Aminio Baledrokadroka (died 1926) was the charismatic leader of Fiji's Methodist (Wesleyan) missionary band to New Britain Island, Papua New Guinea in the latter part of the nineteenth century. He displayed excellent qualities of leadership in adversity and paved the way for later generations of native Fijian missionaries in spreading Christianity to other parts of Papua New Guinea and the Solomon Islands.

==Life==
The mission to New Britain was launched in June 1875, just forty years after the first Wesleyan missionaries Cargill and Cross brought Christianity to Fiji's shores in 1835. Just months after the tragic measles epidemic which killed 40,000 in Fiji, Reverend George Brown the Methodist missionary, appealed to the students of Navuloa Methodist Mission School, to embark on spreading the Christian gospel to their Melanesian brethren.
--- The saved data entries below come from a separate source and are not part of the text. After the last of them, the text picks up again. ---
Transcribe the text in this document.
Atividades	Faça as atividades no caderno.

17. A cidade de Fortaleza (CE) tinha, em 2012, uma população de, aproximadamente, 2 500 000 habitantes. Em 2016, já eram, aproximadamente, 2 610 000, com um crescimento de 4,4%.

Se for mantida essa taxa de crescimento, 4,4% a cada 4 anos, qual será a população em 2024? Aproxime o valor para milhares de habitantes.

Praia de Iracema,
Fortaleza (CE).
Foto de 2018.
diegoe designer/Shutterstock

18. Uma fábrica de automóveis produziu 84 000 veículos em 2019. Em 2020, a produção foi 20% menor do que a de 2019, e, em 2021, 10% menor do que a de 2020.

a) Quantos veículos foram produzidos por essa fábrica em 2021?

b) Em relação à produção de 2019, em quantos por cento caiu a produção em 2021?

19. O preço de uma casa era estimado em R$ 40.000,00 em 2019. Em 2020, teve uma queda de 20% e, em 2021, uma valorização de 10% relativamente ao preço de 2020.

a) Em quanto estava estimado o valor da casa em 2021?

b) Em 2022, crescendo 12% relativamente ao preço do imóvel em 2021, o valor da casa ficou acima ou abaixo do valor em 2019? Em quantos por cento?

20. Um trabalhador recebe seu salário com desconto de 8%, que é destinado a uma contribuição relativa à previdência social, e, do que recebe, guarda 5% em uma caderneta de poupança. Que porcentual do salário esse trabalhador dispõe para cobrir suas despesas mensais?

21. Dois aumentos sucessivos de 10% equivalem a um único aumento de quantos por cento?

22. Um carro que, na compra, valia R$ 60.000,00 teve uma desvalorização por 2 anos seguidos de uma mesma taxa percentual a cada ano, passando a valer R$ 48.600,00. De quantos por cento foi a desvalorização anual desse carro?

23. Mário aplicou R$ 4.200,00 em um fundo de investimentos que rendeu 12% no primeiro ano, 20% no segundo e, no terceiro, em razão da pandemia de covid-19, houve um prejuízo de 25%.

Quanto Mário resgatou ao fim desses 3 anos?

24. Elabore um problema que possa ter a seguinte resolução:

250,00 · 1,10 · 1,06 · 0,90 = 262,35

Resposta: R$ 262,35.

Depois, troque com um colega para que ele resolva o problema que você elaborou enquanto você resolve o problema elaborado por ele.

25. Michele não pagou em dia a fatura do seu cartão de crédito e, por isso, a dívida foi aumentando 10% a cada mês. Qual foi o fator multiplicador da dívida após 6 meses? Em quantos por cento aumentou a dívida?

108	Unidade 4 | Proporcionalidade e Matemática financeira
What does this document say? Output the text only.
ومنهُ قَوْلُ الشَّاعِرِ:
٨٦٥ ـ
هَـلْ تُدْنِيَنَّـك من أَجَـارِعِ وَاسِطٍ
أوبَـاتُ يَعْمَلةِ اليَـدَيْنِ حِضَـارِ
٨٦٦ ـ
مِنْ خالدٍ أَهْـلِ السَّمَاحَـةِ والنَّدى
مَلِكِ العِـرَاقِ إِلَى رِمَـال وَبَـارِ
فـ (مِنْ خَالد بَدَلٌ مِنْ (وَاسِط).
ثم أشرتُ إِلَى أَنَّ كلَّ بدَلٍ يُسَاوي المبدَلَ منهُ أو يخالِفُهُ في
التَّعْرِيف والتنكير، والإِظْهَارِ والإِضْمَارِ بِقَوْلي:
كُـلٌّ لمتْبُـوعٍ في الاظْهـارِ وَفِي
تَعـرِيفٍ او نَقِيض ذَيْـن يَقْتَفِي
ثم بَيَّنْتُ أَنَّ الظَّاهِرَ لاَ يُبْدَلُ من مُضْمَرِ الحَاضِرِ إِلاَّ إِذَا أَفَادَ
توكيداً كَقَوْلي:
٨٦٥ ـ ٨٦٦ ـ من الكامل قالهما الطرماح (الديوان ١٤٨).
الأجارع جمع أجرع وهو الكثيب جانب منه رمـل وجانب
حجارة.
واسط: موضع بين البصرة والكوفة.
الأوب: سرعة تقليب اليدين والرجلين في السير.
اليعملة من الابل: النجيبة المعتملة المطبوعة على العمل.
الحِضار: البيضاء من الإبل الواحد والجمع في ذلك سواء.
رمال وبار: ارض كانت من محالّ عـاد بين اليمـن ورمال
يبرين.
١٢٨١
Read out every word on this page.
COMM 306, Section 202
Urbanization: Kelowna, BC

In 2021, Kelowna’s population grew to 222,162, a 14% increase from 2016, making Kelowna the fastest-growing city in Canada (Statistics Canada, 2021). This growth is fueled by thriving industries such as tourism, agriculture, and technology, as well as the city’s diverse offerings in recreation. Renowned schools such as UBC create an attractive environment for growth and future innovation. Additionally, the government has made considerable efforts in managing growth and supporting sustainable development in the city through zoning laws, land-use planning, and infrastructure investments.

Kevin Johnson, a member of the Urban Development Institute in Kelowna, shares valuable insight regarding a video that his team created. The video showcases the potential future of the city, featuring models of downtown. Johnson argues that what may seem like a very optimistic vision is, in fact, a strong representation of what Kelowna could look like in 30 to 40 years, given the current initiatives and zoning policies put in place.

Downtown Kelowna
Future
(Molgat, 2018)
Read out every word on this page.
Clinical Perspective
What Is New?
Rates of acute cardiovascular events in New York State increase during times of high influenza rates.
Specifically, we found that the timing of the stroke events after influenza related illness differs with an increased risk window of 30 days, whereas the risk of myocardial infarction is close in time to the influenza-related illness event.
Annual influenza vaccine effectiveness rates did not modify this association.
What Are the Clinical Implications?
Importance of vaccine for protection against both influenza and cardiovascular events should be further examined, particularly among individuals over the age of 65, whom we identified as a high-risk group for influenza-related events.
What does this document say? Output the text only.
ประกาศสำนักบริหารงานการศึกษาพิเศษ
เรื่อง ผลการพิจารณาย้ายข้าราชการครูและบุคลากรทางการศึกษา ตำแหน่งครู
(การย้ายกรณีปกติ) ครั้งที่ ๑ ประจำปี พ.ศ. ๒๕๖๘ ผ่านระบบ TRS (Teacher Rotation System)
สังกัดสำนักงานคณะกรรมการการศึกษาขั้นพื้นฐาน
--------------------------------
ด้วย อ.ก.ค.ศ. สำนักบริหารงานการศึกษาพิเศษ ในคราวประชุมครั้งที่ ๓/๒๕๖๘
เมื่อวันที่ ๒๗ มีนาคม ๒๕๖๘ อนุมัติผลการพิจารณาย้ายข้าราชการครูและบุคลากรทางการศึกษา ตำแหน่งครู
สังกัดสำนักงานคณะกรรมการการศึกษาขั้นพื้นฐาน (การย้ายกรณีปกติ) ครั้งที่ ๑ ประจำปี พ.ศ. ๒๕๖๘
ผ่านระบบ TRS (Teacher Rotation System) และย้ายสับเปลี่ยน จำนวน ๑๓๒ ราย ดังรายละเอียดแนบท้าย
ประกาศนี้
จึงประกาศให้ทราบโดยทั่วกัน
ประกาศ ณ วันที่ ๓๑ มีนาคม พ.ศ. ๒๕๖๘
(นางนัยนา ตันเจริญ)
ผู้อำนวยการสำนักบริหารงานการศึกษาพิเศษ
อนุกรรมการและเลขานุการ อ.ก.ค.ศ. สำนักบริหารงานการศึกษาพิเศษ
Reverend George Brown, emphasized to the zealous native Fijian converts the dangers involved in missionary work and pointed out that they might well be going to their deaths. Eighty three students who attended the mission school were present and heard Brown's appeal. They were cautioned to consult with their wives and families in deciding to volunteer for the mission. It is recorded in the Fiji Methodist Church which was then governed by the New South Wales Australia Wesleyan synod, that the whole student body as enrolled at Navuloa, offered to go and spread the faith.

The colonial government of the day was not keen on the mounting of the mission, most probably wanting to limit out-migration of natives as the population had been devastated by the measles epidemic earlier that year. A hand picked few were finally chosen by Brown and cleared by the colonial government. They left the shores of Fiji, true to their evangelical calling some never to return. By 1876 the new mission field in New Guinea which originally consisted of fourteen teacher's stations had been divided into two areas, one under Rev. Baledrokadroka and the other under Rev.Sailasa Naucukidi.

The accounts of Aminio Baledrokadroka's deep faith and tales of his miraculous deeds are legendary in the Methodist Church of Fiji. He and his wife Lavenia Tupou returned to Fiji in 1885. He finally retired to his village, in Nasaqalau, Lakeba, Lau where he lies buried. Reverend Aminio Baledrokadroka and his fellow Fijian missionaries proselytization legacy and martyrdom is today honored in Kabakada village and the Province of East New Britain. A memorial monument was erected on top of the buried remains of the four slain martyrs on Vunela hilltop on 15 August 1975, the one hundredth anniversary of the arrival of the Fijian missionaries in the New Guinea islands. The burial site now known as the Fijian Cemetery holds 41 graves which are now part of the Vunela historical tourism site.